Faced with devastated health programs, low-income countries were sold cost-effective health policies that focused limited resources on the resurgence of communicable diseases driven by SAPs. The World Bank warned that the “use of scarce technical medical resources to treat cancer reduces their availability for other disease (8).” Gwatkin, then-Director of the International Health Policy program at the World Bank, claimed that “a faster decline in communicable diseases would decease the poor-rich gap in 2020, [while] under an accelerated rate of overall decline in non-communicable diseases, the poor-rich gap would widen (9)”
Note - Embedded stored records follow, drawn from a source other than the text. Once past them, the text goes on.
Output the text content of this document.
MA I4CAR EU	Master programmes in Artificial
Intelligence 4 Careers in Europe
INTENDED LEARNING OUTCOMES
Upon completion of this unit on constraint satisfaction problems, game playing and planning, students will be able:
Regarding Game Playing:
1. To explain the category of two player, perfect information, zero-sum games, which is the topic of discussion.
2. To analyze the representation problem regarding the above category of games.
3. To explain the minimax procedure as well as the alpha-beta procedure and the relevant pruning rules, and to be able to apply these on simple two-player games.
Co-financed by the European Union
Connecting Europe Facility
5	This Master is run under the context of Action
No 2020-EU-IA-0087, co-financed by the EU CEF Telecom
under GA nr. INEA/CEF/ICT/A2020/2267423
A new dichotomy between communicable and non-communicable disease was being constructed, wherein focus on non-communicable disease such as cancer was considered a waste of funds. Cancer was villainized by the international community and squeezed out of governments’ budgets. As one oncologist explained near the turn of the century, “The 'South' is still repaying the 'North' for loans made in the 1970s and 1980s so that funds are simply not there for oncology programmes (10).”

Today, capacity to test for COVID-19 in Africa has lagged well behind what is needed (11). While many countries have done well across the continent in implementing prevention strategies, the threat of COVID-19 still looms large. The United Nations predicts that millions of Africans could be pushed into poverty as a result of spread of the virus (12). Further, 2020 is set to be the first year in the 21st century that the number of people in poverty across the globe increases instead of falling (13). The threat of a global hunger crisis also looms large, especially in Africa (14). And 80 million children globally are predicted to be at risk of communicable diseases due to missed vaccinations (15).

The pandemic has already been reported to be directly impacting cancer care on the continent. Access to essential medicines for cancer patients is threatened (16, 17). Healthcare workers dedicated to cancer care are being redeployed, cancer prevention campaigns are halted, and limited space in hospitals for cancer patients is being designated for COVID care (16). Restrictions in travel are impacting patients’ ability to access cancer care facilities, and health systems that normally diagnose, refer, and treat cancer patients are being disrupted (16-19). Furthermore, African oncology units are being forced to use recommendations for adjusting cancer care that have been developed in high-income settings that often do not match local needs (18).

As Prime Minister Abiy Ahmed of Ethiopia pointed out recently, “In 2019, 64 countries, nearly half of them in sub-Saharan Africa, spent more on servicing external debt than on health (20).” These high debt payments, coupled with a rise in poverty and communicable diseases, echo the findings of the United Nations 1989 report on the damage of SAPs (5).

We’ve seen how this worked for cancer once already. The increased economic pressures from responding to COVID-19 faced by health systems and governments threaten to force countries back into the false dichotomy of choosing communicable diseases or non-communicable diseases. Cancer care, for which efforts are just starting to take off, is particularly vulnerable (16-18). Already, African oncologists are being forced to make impossible choices, such as choosing between which patients to prioritize seeing (18) and between prioritizing palliative or curative care (19).

To prevent these contractions in health budgets, debt relief is needed. The calls for sweeping debt relief are widespread (12, 20, 21). While some global institutions like the World Bank and IMF have started providing debt relief, some are still resistant (22).

This is not the time to repeat the grim history of SAPs. Not only is debt relief necessary to enable Africa to fight COVID-19, but the future of cancer care may depend on it. The world cannot afford to fail cancer patients on the continent again.